Marília Feldhues mergulha no Sub-Consciente

O subconsciente de Dre Amos, em O Cemitério dos Sonhos é ilustrado por Marília Feldhues.

Se têm acompanhado estas pequenas crónicas, então começaram a viagem pela Realidade desenhada pelo Rodrigo Martins dos Santos. Desta vez, mergulhamos na arte da Marília Feldhues, a única, dos quatro ilustradores, que é de Pernambuco.

dre_amos4No entanto, esta pequena curiosidade está longe de ser a mais importante: a decisão de dividir os níveis mentais por quatro elementos, em que 2 são homens e 2 são mulheres, não foi inocente.

Primeiro, um pouco de contexto para entender o que vem a seguir: cresci no mundo dos super-heróis americanos dos anos 90 e do humor franco-belga como Astérix, Lucky Luke ou mesmo Os Túnicas Azuis. Toda a violência que absorvia dos comics que lia, provinha apenas e somente das mãos e mentes de autores masculinos. Portanto, inconscientemente, via as autoras femininas como artistas “sensíveis”, com um traço “fofo” e redondo, pouco interessadas na violência gráfica que proliferava nalgumas histórias.

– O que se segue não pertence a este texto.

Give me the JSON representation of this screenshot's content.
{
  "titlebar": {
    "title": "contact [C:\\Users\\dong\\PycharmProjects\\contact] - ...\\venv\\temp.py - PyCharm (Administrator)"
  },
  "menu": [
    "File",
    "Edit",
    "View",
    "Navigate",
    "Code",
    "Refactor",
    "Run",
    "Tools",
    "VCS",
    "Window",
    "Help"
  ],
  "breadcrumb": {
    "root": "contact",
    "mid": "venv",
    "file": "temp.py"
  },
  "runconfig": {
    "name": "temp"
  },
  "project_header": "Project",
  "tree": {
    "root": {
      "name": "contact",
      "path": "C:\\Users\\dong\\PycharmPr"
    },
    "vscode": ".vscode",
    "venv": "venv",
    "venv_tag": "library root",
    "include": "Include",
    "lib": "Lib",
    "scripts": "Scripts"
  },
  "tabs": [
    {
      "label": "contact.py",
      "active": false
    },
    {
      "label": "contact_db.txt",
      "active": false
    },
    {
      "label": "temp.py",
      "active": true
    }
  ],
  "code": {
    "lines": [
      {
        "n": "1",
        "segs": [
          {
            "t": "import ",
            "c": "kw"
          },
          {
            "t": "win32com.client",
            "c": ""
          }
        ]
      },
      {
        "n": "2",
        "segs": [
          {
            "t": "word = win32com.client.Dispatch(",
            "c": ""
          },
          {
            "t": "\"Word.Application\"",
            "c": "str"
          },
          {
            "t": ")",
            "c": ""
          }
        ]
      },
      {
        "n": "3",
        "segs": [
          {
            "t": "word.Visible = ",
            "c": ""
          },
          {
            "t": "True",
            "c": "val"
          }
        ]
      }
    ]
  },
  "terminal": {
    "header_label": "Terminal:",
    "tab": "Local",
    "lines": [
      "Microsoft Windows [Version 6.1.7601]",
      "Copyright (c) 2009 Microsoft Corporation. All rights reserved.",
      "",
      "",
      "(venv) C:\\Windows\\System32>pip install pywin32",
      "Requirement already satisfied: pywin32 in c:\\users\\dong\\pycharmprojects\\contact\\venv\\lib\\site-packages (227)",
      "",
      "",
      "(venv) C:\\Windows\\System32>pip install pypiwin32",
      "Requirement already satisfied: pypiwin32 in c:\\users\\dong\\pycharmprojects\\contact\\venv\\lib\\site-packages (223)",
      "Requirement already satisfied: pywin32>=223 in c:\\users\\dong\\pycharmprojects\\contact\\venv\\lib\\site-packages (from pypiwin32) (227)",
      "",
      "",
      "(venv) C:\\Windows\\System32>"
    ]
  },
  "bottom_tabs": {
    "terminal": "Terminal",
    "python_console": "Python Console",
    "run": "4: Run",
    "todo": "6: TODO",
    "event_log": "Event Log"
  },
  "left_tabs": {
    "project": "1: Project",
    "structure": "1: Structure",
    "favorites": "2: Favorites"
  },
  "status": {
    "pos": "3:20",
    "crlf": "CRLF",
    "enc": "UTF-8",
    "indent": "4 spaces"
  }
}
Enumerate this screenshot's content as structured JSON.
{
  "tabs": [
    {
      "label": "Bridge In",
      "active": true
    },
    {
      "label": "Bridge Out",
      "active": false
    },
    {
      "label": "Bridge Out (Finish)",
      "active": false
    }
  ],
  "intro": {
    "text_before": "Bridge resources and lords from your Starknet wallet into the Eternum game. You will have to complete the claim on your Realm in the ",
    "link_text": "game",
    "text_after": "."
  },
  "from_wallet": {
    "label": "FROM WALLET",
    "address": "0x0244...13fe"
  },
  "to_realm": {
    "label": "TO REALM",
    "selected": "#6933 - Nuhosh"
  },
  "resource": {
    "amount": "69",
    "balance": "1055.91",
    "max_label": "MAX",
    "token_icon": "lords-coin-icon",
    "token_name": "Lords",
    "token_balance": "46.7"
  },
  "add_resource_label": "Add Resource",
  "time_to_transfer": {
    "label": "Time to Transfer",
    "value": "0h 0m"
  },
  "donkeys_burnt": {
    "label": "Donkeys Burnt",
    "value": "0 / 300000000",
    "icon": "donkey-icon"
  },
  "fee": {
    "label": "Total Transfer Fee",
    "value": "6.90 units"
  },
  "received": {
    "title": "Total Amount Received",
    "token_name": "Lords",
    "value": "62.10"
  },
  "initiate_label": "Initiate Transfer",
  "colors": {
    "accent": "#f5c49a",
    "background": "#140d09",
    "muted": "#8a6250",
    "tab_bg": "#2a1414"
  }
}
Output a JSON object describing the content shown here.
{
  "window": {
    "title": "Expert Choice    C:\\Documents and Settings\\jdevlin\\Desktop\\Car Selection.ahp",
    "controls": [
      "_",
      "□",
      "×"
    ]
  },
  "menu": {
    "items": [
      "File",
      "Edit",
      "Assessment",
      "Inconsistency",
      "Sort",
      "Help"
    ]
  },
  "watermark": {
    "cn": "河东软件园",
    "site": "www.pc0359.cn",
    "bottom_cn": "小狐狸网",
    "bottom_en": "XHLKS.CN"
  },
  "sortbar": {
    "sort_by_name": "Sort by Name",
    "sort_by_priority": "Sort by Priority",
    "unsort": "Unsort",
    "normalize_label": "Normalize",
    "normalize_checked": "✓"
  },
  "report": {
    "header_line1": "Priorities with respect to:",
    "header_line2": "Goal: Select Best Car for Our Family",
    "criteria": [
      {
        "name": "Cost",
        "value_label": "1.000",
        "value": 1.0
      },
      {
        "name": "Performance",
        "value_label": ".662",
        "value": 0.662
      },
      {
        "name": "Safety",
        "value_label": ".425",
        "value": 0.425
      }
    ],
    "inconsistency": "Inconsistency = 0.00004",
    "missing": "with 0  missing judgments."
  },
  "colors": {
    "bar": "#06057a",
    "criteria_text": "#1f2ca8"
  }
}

Mais tarde, descobri que mulheres como Becky Cloonan, Amanda Conner ou Fiona Staples (só para enumerar as favoritas) podiam ser iguais ou superiores em traço agressivo; e que autores masculinos como Craig Thompson aproximavam-se de uma arte mais redonda e “fofa”. E embora reconheça que não é o género que determina a sensibilidade, ou falta dela, a minha convicção é que, ainda assim, as mulheres, na sua generalidade, têm uma capacidade para descodificar mais depressa certas emoções ou sentimentos do que os homens. E foi partindo dessa premissa (que pode ser errónea, mas aqui resultou) que decidi que a Marília Feldhues tinha o tom certo no seu traço e cor para passar a emoção exata que queria em cada página. O resultado, podem vê-lo nos concepts e páginas que vos mostramos. A Marília Feldhues foi uma das mais entusiastas quando leu a história e também marcou o seu início numa carreira ligada à BD.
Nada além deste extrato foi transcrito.